By Dr. David Hinds
The Ethnic Relations Commission held its national conversation on Ethnic Relations this past week. The question posed to the participants was this—What can be done to improve Ethnic Relations in Guyana? Those invited to participate were for the most part the usual suspects—those known to have publicly and consistently weighed in on the issue of race and ethnicity over the last two decades or so. Not surprisingly, the majority of these are African and Indian Guyanese. However, the ERC was careful to invite persons of Amerindian, Chinese and Portuguese extractions.
Since the conversation, some commentators have had their say. These comments range from criticism of the ERC to disappointment with the presence of some participants to the endorsement of some of the suggestions that emanated from the presentations. It is worth noting that the PPP boycotted the event. Its leader, President Alli explained that his party and government were not consulted , that they objected to the participation of some people and that they are peeved that the ERC did not join them in condemning “rigged elections.” That is quite an interesting but not unexpected stance from the PPP. It confirms the PPP’s praxis of domination and its lack of interest in a shared solution of our ethnic problems.
I am certain that I was one of those participants who did not meet the PPP’s litmus test. Frankly speaking, I don’t give a damn. The PPP has a right to decide who they want to sit with, but don’t make us fools. You cannot want to sit with Granger today and refuse to sit with Alexander et al tomorrow ostensibly because they “rigged elections. Didn’t you say that Granger was the chief rigger? I am not letting the PPP, or their clap-trappers pin their sins on me. That party knows full well its own participation in the ugliness that passed for its electoral “victory.”
But back to the ERC Race Relations conversation. I think it was a useful exercise. It is always better to do something than to do nothing. Beyond that there was not much to take home. We rehashed some old arguments and those who bothered to make recommendations found themselves straining to do so. Many of the recommendations including the one by Nigel Hughes about the need for data came over as more abstractions than concrete interventions. This was not the fault of the ERC.
Rather it had to do with the context or lack thereof in which the conversation took place. Despite some prompts by some of us, the conversation avoided the core issue that underpins poor race relations in Guyana. My central point was that it is difficult to talk about improved race relations outside of the just concluded election. In other words, you cannot award the biggest prize—political power—to one ethnic group and then ask others to talk about improved relations. The core cause of poor ethnic relations in Guyana is the uneven distribution of political, economic and cultural power. If the conversation does not begin there, then you are wasting time.
It is not the ERC’s fault that this didn’t happen. The responsibility lay with the participants. The Chinese, Portuguese and Amerindian participants did not touch it for obvious reasons—it is not their business. I am always amused when there are calls to include these “middlemen” groups in discussions of ethnic conflict in Guyana. These groups, given their small sizes, are peripheral to the problem. The ethnic problem in Guyana is between African and Indian Guyanese—it is they who have to solve it. Period! So, it was not surprising that the participants from these groups did not contend with the underlying problem.
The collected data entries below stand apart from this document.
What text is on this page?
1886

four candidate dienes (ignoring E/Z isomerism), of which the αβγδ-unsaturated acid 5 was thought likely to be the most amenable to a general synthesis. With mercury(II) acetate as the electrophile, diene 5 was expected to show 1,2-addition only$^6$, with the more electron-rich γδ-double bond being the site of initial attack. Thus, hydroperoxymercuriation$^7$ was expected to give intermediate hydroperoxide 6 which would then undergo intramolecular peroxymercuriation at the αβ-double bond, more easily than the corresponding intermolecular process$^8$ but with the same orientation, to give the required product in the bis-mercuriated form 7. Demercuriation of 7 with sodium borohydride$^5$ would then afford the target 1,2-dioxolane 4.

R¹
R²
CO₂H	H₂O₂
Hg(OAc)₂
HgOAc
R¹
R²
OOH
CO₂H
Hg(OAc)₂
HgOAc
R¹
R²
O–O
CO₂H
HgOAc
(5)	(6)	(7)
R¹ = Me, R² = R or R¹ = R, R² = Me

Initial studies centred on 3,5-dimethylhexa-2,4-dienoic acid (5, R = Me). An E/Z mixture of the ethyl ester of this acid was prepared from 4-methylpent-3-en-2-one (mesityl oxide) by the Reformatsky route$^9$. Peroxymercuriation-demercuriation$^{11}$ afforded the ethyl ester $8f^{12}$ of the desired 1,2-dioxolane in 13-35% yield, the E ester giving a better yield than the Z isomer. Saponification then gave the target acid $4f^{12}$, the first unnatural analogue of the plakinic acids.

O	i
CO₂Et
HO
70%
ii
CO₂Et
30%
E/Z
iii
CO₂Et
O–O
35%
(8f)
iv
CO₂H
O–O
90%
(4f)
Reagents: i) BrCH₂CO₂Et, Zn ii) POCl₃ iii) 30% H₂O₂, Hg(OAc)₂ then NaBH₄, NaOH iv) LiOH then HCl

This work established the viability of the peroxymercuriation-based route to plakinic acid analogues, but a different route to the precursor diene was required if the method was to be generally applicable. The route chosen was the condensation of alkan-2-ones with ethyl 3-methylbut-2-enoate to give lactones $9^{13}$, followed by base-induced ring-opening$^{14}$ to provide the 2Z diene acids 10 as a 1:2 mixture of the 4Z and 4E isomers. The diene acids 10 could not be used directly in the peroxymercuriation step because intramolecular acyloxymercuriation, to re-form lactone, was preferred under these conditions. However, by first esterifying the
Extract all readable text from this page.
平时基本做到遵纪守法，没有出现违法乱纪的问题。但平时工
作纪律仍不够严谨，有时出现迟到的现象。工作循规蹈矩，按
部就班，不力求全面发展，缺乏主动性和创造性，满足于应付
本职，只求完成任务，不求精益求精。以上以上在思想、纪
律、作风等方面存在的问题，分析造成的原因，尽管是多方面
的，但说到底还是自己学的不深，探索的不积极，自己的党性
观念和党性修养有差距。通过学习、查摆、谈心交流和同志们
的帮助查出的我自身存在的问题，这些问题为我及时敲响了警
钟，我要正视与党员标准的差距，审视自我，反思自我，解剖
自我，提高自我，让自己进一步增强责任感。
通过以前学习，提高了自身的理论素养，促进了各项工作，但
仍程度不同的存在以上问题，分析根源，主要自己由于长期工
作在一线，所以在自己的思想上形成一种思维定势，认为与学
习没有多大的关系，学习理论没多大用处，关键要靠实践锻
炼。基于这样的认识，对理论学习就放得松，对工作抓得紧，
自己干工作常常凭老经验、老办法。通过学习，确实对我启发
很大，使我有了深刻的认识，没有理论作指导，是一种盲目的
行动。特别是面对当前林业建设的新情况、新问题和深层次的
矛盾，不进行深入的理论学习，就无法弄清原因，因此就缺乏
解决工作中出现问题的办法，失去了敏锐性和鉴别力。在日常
The Indian Guyanese representatives, Dr. Baytoram Ramharack and Ravi Dev, dug deeper than the others. But because their group hold the levers of institutional power, they did not bring an overly critical eye to the issue. In short, the skirted around the issue of institutional power. Interestingly, both men have now retreated from power sharing and shared governance. Why not? The Indian Guyanese party has found a way to maintain is electoral majority despite its support base not being a numerical majority. So, Dev and Ramharack steered clear of the question of power. In fact, they have now embarked on the mission to fashion a model to justify PPP’s hegemony by declaring that the Mutual Ethnic Security problem has come to an end and that each group’s security lies with “floating voters.”
It was not surprising that it was the African Guyanese participants who tried to engage the issue of power relations as critical to improved race relations. But because there was not enough time allotted to the presenters and also because those in the audience were not interested in the issue, there was no substantive discussion. What was noticeable was the swiftness with which members of the audience lathed on to Hughes’ proposal for the gathering of data. While Hughes meant it as data to confirm the extent of ethno-racial discrimination, they took it as a mechanism to prove that there is no discrimination. Going forward, we are likely to hear about quantitative data as the substitute for qualitative analysis. Let it be said here—Ethno-Racism cannot be quantified.